In the first half of 2004, SVG Capital received £70m from underlying fund investments, more than the twice the amount generated during the whole of 2003.

On the back of improved market conditions allowing European private equity firms to step up their exit activity, London-based fund of funds manager SVG Capital has reported a strong improvement in distributions received from underlying partnership investments.

During the first six months of 2004, the listed specialist asset manager received a total of £69.4 million (€101.8 million; $124.6 million) in distributions, compared to less than £4 million in the same period the previous year and £30.2 million for the whole of 2003. These distributions, the firm said in a statement detailing its un-audited interim results, were at an average 63 percent increase on December 2003 valuations.
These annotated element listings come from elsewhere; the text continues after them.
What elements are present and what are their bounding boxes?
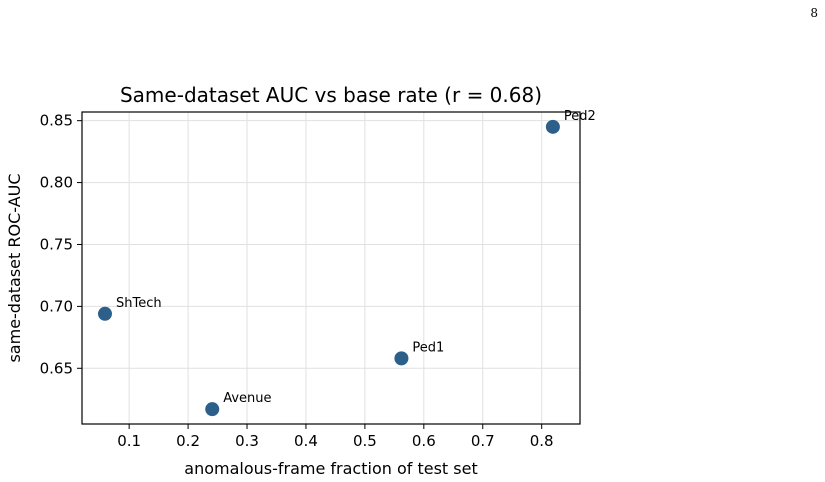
axes: 0.1 0.2 0.3 0.4 0.5 0.6 0.7 0.8 0.65 0.70 0.75 0.80… [40,112,554,450]
x-tick-label: 0.4 [294,432,318,450]
x-tick-label: 0.1 [117,432,141,450]
y-tick-label: 0.75 [40,235,73,253]
x-tick-label: 0.7 [471,432,495,450]
x-axis-label: anomalous-frame fraction of test set [184,459,477,478]
data-point-marker [394,351,409,366]
data-point-label: Avenue [223,391,271,406]
x-tick-label: 0.2 [176,432,200,450]
x-tick-label: 0.5 [353,432,377,450]
data-point-label: Ped1 [412,340,444,355]
y-tick-label: 0.70 [40,297,73,315]
data-point-marker [97,306,112,321]
x-tick-label: 0.8 [530,432,554,450]
plot-frame [81,111,581,425]
y-tick-label: 0.80 [40,174,73,192]
x-tick-label: 0.6 [412,432,436,450]
chart-title: Same-dataset AUC vs base rate (r = 0.68) [120,83,542,107]
page-number: 8 [810,6,818,20]
data-point-marker [205,402,220,417]
y-axis-label: same-dataset ROC-AUC [5,173,24,362]
data-point-label: ShTech [116,296,162,311]
grid [82,112,580,424]
y-tick-label: 0.85 [40,112,73,130]
y-tick-label: 0.65 [40,359,73,377]
x-tick-label: 0.3 [235,432,259,450]
data-point-marker [545,119,560,134]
SVG also reported that the performance of its underlying portfolio of private equity funds improved as well, with fund managers writing up a number of portfolio investments including SEAT Pagine Gialle (part-owned by Permira) and Eyetech Pharmaceuticals (Schroder Ventures Life Sciences).
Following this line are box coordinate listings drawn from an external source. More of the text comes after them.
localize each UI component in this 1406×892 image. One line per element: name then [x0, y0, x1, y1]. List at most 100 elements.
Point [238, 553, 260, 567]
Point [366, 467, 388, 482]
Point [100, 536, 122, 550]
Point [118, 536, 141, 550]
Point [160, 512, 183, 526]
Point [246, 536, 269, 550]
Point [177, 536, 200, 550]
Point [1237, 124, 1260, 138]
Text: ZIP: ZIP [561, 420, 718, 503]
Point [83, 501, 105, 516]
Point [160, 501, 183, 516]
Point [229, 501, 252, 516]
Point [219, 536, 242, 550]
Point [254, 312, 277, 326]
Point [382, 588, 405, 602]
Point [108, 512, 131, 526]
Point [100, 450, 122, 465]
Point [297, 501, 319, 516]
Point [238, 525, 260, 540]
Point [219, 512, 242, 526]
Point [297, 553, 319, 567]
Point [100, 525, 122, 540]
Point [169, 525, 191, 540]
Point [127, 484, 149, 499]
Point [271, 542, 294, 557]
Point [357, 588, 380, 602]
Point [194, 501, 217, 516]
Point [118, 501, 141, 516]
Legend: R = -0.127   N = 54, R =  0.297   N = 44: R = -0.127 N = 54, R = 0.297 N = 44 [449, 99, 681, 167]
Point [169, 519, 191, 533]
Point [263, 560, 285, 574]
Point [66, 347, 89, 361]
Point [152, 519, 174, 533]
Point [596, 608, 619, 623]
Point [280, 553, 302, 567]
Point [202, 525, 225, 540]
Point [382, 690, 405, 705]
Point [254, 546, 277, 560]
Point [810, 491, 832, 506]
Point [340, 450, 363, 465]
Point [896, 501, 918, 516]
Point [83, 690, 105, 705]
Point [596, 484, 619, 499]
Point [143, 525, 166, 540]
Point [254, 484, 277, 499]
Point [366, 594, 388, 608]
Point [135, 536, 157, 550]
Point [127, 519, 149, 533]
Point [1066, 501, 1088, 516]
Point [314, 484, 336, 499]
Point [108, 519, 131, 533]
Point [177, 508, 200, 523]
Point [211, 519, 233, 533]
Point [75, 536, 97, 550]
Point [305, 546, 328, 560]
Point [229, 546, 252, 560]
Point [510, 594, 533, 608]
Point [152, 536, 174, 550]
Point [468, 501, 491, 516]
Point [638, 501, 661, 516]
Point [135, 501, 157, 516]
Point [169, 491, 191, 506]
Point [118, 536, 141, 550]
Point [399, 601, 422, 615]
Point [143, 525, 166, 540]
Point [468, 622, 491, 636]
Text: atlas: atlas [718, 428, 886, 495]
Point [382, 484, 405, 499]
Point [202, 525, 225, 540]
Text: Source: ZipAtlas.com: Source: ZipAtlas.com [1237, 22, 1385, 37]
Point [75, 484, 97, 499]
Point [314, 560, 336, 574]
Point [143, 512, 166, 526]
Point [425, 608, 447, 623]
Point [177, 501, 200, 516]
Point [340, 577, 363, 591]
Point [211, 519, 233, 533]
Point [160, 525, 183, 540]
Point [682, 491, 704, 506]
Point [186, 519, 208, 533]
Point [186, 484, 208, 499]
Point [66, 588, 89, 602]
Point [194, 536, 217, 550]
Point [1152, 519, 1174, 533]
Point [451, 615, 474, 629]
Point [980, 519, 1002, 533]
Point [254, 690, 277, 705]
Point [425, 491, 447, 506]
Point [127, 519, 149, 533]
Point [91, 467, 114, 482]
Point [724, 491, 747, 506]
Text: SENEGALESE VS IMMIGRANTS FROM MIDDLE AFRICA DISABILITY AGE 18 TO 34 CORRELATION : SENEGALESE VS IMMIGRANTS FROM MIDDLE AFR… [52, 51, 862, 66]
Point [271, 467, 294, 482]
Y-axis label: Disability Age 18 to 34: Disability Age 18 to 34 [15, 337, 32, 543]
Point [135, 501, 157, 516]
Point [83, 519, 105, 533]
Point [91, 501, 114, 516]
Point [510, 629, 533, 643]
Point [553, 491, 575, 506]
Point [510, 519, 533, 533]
Both developments contributed to a 4.7 percent increase in value of SVG’s 127-strong portfolio of companies in local currency. This was in part offset by negative foreign currency fluctuations, meaning that net asset value increased by 1 percent to £532.5 million, or 463.4 pence per share on a fully diluted basis.

In the press statement accompanying the 6-month figures, SVG said market conditions for private equity firms remained favourable, particularly with regards to exits. “Realisations in the six months have been through a number of routes with many private equity investors taking advantage of the improved capital markets and returning cash to investors via recapitalisations and new listings. More recently, uncertainty in the capital markets has re-emerged and thus has led to more difficult conditions for new issues, although the scope for trade sales and recapitalisations remains.”         

Regarding new fund investments, SVG said it was currently considering commitments to Schroder Ventures US Fund II, a US mid-market investor, as well as The Japan Fund IV.

In April, the group’s fund advisory arm, SVG Advisers closed Schroder Private Equity Fund of Funds II on €285 million, of which €95 million has been invested in eight partnerships in Europe and the US.

SVG Advisers is currently marketing SVG Diamond, an innovative collateralised fund obligation backed by investments in private equity funds. The €400 million deal is expected to close this autumn.